By explicitly checking byte enables, length, and addresses, the IP block guarantees it will not crash with a segmentation fault if an integrator misuses it. By separating b_transport from transport_dbg, it allows software debuggers (GDB connected to the VP) to inspect memory without accidentally triggering hardware state machines.

This level of rigor is what transforms "academic SystemC" into "industrial SystemC".

Deep Dive: Accellera Source for sc_signal and update()

The sc_signal<T> channel perfectly illustrates the Evaluate-Update paradigm of SystemC. In the Accellera source (src/sysc/communication/sc_signal.cpp), sc_signal inherits from sc_prim_channel.
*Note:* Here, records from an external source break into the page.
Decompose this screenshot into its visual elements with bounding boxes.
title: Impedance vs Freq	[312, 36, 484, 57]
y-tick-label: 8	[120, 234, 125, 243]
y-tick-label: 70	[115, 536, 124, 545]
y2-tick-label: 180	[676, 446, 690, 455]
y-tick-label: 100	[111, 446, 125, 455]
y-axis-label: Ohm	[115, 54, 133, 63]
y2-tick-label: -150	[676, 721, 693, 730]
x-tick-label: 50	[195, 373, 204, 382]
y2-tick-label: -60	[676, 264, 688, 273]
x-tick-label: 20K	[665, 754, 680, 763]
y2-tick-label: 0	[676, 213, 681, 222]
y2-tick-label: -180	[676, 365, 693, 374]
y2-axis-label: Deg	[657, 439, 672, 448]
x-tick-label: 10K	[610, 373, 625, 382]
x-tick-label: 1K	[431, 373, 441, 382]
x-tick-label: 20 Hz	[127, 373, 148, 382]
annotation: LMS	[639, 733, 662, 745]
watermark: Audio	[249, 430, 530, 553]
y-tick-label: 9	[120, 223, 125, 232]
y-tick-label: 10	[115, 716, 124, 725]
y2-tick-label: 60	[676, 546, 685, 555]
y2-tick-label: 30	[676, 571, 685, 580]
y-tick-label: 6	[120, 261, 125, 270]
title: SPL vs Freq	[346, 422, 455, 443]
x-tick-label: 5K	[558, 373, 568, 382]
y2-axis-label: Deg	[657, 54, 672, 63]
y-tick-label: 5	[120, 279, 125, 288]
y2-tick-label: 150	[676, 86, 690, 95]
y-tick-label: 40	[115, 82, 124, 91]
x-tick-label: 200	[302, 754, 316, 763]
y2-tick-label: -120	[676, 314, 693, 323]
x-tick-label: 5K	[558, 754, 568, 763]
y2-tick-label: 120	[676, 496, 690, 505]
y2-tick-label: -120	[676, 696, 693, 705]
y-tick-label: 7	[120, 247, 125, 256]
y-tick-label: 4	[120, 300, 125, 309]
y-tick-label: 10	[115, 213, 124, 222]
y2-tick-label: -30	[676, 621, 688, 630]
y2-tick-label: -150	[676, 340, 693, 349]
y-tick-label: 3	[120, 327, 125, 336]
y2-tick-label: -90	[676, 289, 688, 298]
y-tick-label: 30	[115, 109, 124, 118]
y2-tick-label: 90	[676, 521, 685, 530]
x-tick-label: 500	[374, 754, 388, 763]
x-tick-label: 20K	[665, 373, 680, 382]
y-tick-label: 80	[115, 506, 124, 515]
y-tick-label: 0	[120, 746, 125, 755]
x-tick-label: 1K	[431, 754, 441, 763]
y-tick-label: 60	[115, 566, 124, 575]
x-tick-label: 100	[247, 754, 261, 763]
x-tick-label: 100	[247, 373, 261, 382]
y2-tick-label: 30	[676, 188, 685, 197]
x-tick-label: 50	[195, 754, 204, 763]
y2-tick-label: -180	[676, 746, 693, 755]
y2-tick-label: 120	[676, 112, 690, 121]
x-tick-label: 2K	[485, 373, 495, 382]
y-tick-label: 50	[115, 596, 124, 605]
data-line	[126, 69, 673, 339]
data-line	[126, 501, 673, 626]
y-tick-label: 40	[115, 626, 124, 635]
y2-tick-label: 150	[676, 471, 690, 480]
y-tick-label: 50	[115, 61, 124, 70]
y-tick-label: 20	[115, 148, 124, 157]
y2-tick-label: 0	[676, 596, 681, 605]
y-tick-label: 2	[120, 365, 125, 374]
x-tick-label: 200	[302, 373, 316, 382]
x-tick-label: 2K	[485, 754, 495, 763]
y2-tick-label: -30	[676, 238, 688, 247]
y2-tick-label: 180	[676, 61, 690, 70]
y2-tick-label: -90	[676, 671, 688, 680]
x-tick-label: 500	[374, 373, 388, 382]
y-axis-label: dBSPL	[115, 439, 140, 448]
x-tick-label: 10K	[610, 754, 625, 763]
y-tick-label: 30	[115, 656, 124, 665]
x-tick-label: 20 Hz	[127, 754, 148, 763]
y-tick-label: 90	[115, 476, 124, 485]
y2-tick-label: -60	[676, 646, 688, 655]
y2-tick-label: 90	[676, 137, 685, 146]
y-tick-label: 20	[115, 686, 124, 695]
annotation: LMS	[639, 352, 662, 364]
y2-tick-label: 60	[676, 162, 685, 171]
The write() Implementation

When you call write(const T&), the signal does not immediately change its value. Instead, it stores the requested value in m_new_val and registers itself with the kernel:

template<class T>
inline void sc_signal<T>::write(const T& value_) {
    if( !(m_new_val == value_) ) {
        m_new_val = value_;
        this->request_update(); // Inherited from sc_prim_channel
    }
}

The request_update() call appends the channel to sc_simcontext::m_update_list.

The update() Phase

After the Evaluate phase finishes (all ready processes have run), the kernel iterates over m_update_list and calls the update() virtual function on each primitive channel. For sc_signal, this looks like:

template<class T>
inline void sc_signal<T>::update() {
    if( !(m_new_val == m_cur_val) ) {
        m_cur_val = m_new_val;
        m_value_changed_event.notify(SC_ZERO_TIME); // Notify processes sensitive to value_changed_event()
    }
}

This guarantees that all concurrent processes see the same old value until the delta cycle advances, perfectly mimicking hardware register delays.